Question

Among the inequalities, which ones are true for all natural numbers n greater than $1000$?
I. $n!\le n^n$
II. $(n!{)}^2\le n^n$
III. ${10}^n\le n!$
IV. $n^n\le \left(2n\right)!$.

• A. I and IV only
• B. I, III and IV only
• C. II and IV only
• D. I, II, III and IV

Answer 1

Answer: (B)

I, III and IV only

(I.) $n^n=n\times n\times \dots n\left(n\text{times}\right)>n\times (n-1)\times (n-2)\cdots \times 1=n!$

$\Rightarrow n^n\ge n!(\because n\ge n-i\forall i\in [0,n]$

(II.) $(n!{)}^2=n^2\times (n-1{)}^2\cdots \times 1^2=(n\times 1)\times (n-1\times 2)\times (n-2\times 3)\dots (2\times (n-1\left)\right)\times (1\times n)$ ... (1)

$n^n=n\times n\times \dots n\left(n\text{times}\right)$ ... (2)

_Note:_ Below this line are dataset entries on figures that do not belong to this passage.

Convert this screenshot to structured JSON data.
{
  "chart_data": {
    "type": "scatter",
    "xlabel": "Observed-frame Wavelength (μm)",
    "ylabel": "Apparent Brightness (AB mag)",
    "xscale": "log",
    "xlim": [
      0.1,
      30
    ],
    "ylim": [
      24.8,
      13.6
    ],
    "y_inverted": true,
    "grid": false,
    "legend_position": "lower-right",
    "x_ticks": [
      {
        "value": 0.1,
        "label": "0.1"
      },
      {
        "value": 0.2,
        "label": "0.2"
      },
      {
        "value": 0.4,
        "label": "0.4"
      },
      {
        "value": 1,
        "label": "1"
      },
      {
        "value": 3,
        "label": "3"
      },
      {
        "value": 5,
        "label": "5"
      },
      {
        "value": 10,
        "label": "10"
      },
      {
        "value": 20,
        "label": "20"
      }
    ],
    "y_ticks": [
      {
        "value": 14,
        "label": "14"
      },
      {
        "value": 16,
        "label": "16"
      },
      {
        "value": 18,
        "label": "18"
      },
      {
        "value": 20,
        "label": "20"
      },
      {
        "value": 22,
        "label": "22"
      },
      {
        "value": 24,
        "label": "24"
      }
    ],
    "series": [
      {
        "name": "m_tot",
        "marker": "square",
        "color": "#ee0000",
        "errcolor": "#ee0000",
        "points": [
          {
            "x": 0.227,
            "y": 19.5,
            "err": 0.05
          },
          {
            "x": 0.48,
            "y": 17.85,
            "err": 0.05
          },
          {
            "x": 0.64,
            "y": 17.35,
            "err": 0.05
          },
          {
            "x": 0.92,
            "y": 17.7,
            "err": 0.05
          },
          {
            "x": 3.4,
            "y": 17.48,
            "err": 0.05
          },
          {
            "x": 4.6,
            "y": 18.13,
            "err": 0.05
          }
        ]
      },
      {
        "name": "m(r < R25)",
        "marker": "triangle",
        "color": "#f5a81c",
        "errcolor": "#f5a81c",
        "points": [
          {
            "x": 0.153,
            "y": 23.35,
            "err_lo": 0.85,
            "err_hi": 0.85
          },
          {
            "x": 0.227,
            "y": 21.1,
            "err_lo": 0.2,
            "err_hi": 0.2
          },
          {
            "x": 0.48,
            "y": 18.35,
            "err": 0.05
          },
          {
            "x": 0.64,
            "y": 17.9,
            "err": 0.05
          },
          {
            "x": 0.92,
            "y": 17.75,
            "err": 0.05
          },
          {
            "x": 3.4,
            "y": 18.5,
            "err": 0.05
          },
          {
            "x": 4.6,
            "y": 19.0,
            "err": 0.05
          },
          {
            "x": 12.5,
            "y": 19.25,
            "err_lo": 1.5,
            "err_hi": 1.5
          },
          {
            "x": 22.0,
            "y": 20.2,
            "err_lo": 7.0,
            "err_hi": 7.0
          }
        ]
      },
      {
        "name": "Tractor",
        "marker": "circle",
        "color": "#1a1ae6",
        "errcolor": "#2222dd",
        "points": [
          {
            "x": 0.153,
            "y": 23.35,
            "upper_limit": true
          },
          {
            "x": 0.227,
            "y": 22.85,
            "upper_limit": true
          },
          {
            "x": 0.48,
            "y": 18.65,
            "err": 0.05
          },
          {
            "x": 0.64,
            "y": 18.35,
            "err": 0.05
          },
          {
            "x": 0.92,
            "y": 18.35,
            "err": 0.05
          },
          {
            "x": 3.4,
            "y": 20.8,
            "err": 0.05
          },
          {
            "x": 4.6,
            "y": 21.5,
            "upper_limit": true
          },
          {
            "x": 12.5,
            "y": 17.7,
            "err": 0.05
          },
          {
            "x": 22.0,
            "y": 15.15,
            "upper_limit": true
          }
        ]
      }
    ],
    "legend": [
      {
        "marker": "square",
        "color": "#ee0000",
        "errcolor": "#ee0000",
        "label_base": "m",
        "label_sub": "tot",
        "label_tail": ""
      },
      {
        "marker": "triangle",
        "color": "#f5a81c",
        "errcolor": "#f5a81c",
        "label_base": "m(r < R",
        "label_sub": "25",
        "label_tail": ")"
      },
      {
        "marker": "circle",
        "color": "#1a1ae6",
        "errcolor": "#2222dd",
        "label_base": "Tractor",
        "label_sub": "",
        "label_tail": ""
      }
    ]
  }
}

Here, each term except the first and last terms of (1) are greater than those of (2). For example, $2\times (n-1)=2n-2>n\forall n\ge 1000$

$\therefore (n!{)}^2\ge n^n$.

(III.) ${10}^n=10\times 10\times \dots 10\left(n\text{times}\right)$

$n!=n\times (n-1)\times (n-2)\cdots \times 1$

$\because n\ge 1000$, it can be logically argued that in ${10}^n$, only 9 terms are greater in value than terms in $n!$ and that the terms in $n!$ are continuously increasing in value and hence, for $n\ge 1000$, it can be concluded that $n!\le {10}^n$ is false.

(IV.) Considering the proof of part II it can be argued that $\left(2n\right)!$ is greater than $(n!{)}^2$ both have $n!$ but, $\frac{\left(2n\right)!}{n!}=2n\times (2n-1)\cdots \times (n+1)>n!$ as each and every term of LHS is greater than corresponding term of the RHS for $n>1000$.

Hence, it follows that $\left(2n\right)!\ge n^n$